Cells from clones #A6 and #G9 were amplified in the complete medium and the productivity of the two clones were assessed by ELISA assay. Comparing to the purified TGFBR2/TGFBR3/Fc, an estimate production for clone A6 and G9 is 50-100mg/L.

For the stability test, five clones from the second screen (A6, DIO, DI 1, F7 and G9) were selected and tested for their stability. 10,000 cells/well was seeded in a 96-well plate with triplicates for each clone. Cultured media were collected from each passage (twice a week) and the expression of TGFBR2/TGFBR3/Fc was monitored for 10 passages by ELISA assay using the primary antibody against human IgG (Fig. 22).

TGFBR2/TGFBR3/Fc protein heterodimer of this example was purified from conditioned media essentially as described in the forgoing Example 3. Purity of purified TGFBR2/TGFBR3/Fc heterodimer protein was assessed by SDS-PAGE under non-reducing conditions (Fig. 23). Purified protein was equilibrated against a buffer containing 0.02% PS-20, 3% D-mannitol, 20 mM NaCl, 70 mM L-proline, 25 mM histidine, pH 6.0, and aliquoted for storage at 4°C.

All publications and patents mentioned herein are hereby incorporated by reference in their entirety as if each individual publication or patent was specifically and individually indicated to be incorporated by reference.

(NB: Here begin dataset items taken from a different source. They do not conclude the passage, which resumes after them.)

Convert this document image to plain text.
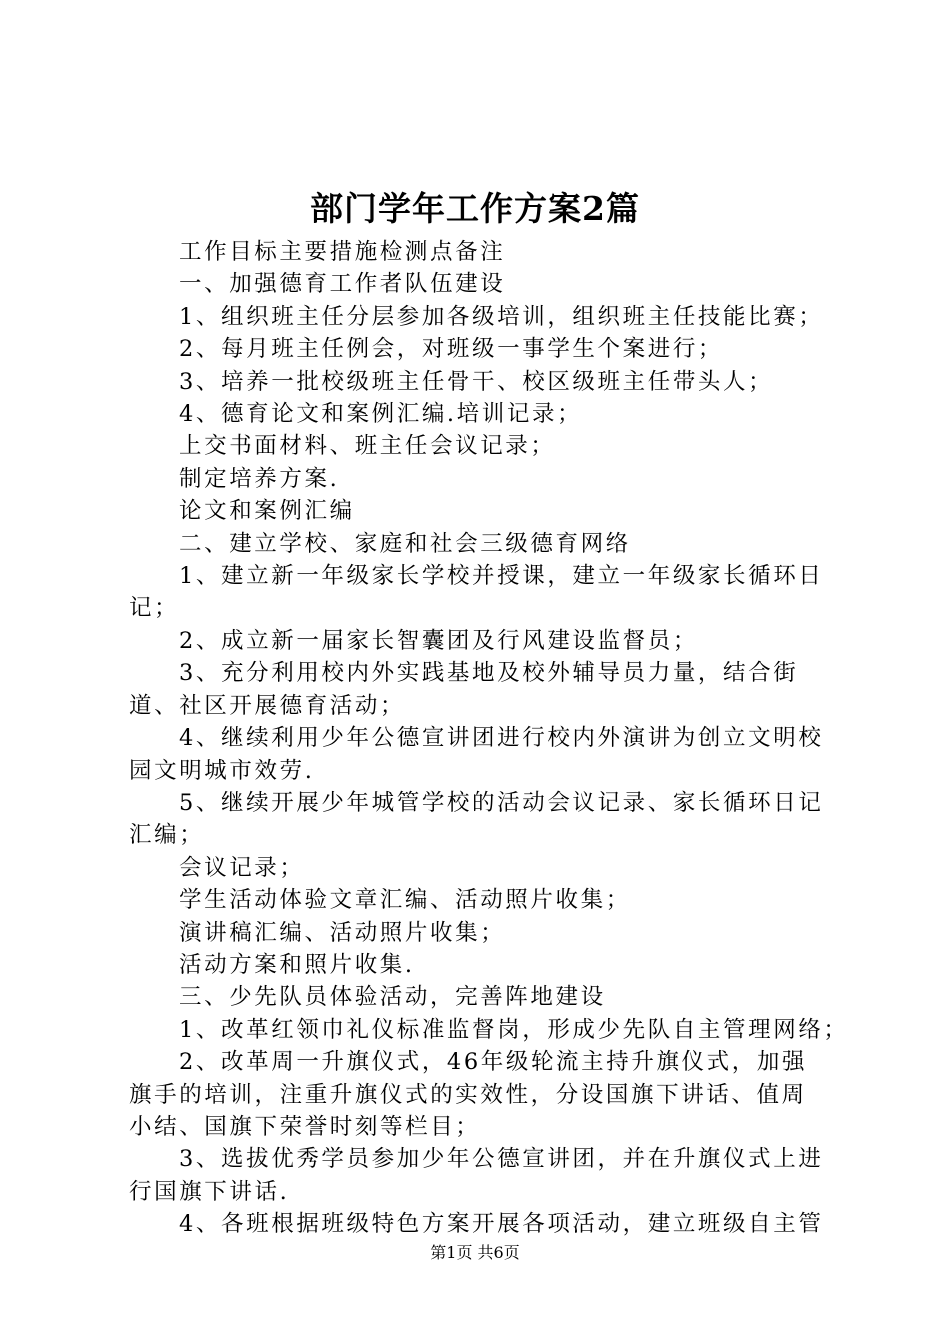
部门学年工作方案2篇

工作目标主要措施检测点备注

一、加强德育工作者队伍建设

1、组织班主任分层参加各级培训，组织班主任技能比赛；

2、每月班主任例会，对班级一事学生个案进行；

3、培养一批校级班主任骨干、校区级班主任带头人；

4、德育论文和案例汇编.培训记录；

上交书面材料、班主任会议记录；

制定培养方案.

论文和案例汇编

二、建立学校、家庭和社会三级德育网络

1、建立新一年级家长学校并授课，建立一年级家长循环日记；

2、成立新一届家长智囊团及行风建设监督员；

3、充分利用校内外实践基地及校外辅导员力量，结合街道、社区开展德育活动；

4、继续利用少年公德宣讲团进行校内外演讲为创立文明校园文明城市效劳.

5、继续开展少年城管学校的活动会议记录、家长循环日记汇编；

会议记录；

学生活动体验文章汇编、活动照片收集；

演讲稿汇编、活动照片收集；

活动方案和照片收集.

三、少先队员体验活动，完善阵地建设

1、改革红领巾礼仪标准监督岗，形成少先队自主管理网络；

2、改革周一升旗仪式，46年级轮流主持升旗仪式，加强旗手的培训，注重升旗仪式的实效性，分设国旗下讲话、值周小结、国旗下荣誉时刻等栏目；

3、选拔优秀学员参加少年公德宣讲团，并在升旗仪式上进行国旗下讲话.

4、各班根据班级特色方案开展各项活动，建立班级自主管

第1页 共6页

While specific embodiments of the subject matter have been discussed, the above specification is illustrative and not restrictive. Many variations will become apparent to those skilled in the art upon review of this specification and the claims below. The full scope of the invention should be determined by reference to the claims, along with their full scope of equivalents, and the specification, along with such variations.